My studio is always the model for my paintings, and the space to arrange models to work from. In the studio, the site of making, where pictures are created, the problem of the picture time disappears, “half-finished” is always possible, because inside a studio always half-finished and unfixed are to be found. After Modernity, it is hard to do something wrong or bad, the incomprehensible turns into art, anyway. So it’s about time. Man has a beginning in time and an end, often it is better to take a photo than to draw, or to start a 3D print instead of carving
. Time goes by, therefore, the handling of time is the most critical issue and a very interesting task. So I create pictures that compare the timing of yesterday’s visual language and imagery with that of today. To find a new visual language, the linking, combining and merging of past, present and future (images, techniques, things) is essentially. My pictures of Heliogabalus are no isolated windows onto one possible dreamworld. Seeing my artwork is somehow like having access to my studio, an invitee to my place of construction.

Next to film being the new medium for art, painting turned to the stillness of time. It is the oversized format and color, that allow time to be shown (Jeff Wall), becoming the best painting technique of all time by digital alterations!

The creator of The Roses of Heliogabalus was born in 1836 in the Netherlands as just Lourens Tadema. Years later, he changed his first name into Lawrence to be more British & International, and, so it is claimed maliciously, he added Alma to his last name to appear first (or at least at the beginning) in exhibition catalogues. Although he enjoyed great wealth and significance during the Victorian Era, his works began to fall out of favor and his reputation declined up to unsaleability.
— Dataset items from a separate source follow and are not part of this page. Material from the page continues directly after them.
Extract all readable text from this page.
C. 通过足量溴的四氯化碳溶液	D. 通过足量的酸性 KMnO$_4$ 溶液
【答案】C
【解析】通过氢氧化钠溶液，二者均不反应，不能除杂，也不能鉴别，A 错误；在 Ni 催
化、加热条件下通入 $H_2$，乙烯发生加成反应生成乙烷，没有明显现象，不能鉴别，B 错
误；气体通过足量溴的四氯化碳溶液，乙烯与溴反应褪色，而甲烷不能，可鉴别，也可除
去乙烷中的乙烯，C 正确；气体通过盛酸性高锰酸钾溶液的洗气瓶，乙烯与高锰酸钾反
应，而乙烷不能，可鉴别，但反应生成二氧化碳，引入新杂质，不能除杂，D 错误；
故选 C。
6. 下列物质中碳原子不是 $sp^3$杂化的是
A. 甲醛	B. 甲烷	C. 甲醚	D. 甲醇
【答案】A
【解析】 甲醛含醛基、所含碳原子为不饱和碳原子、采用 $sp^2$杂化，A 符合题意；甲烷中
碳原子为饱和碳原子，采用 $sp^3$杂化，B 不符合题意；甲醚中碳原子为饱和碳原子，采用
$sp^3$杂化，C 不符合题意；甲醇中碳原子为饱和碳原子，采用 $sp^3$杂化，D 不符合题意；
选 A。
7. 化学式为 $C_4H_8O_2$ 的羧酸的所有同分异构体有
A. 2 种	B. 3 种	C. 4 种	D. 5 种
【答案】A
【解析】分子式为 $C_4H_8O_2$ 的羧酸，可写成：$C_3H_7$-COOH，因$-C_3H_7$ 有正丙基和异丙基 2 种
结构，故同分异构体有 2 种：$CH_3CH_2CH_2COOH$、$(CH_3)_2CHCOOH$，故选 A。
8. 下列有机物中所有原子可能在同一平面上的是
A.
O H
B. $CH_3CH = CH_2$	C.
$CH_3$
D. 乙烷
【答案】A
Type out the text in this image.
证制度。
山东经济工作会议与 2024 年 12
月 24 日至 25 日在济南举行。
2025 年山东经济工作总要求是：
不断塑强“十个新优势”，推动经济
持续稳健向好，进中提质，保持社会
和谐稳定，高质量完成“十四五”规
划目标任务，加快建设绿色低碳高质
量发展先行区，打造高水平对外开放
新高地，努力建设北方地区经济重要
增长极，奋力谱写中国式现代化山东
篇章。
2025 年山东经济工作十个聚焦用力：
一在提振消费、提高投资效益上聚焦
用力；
Tadema was even declared „the worst painter of the 19th century.“ This was to remain until a Met exhibition of a collection of works owned by Allen Funt, an US-American TV producer and creator of Candid Camera (the first Hidden Camera in TV), caused their appreciation and value again to skyrocket in the early 1970s. Tadema worked so meticulously when he studied and researched ancient Greece and Rome, particularly Roman architecture and spatial situations….so that later Hollywood directors and set designers appreciated very much his attention to detail, his paintings, his tableaus have been used as references and ideas for Ben Hur (1926) and Cleopatra (1963).. Gladiator (2000)

From violets to roses to paper, a violet is a rose, is a paper.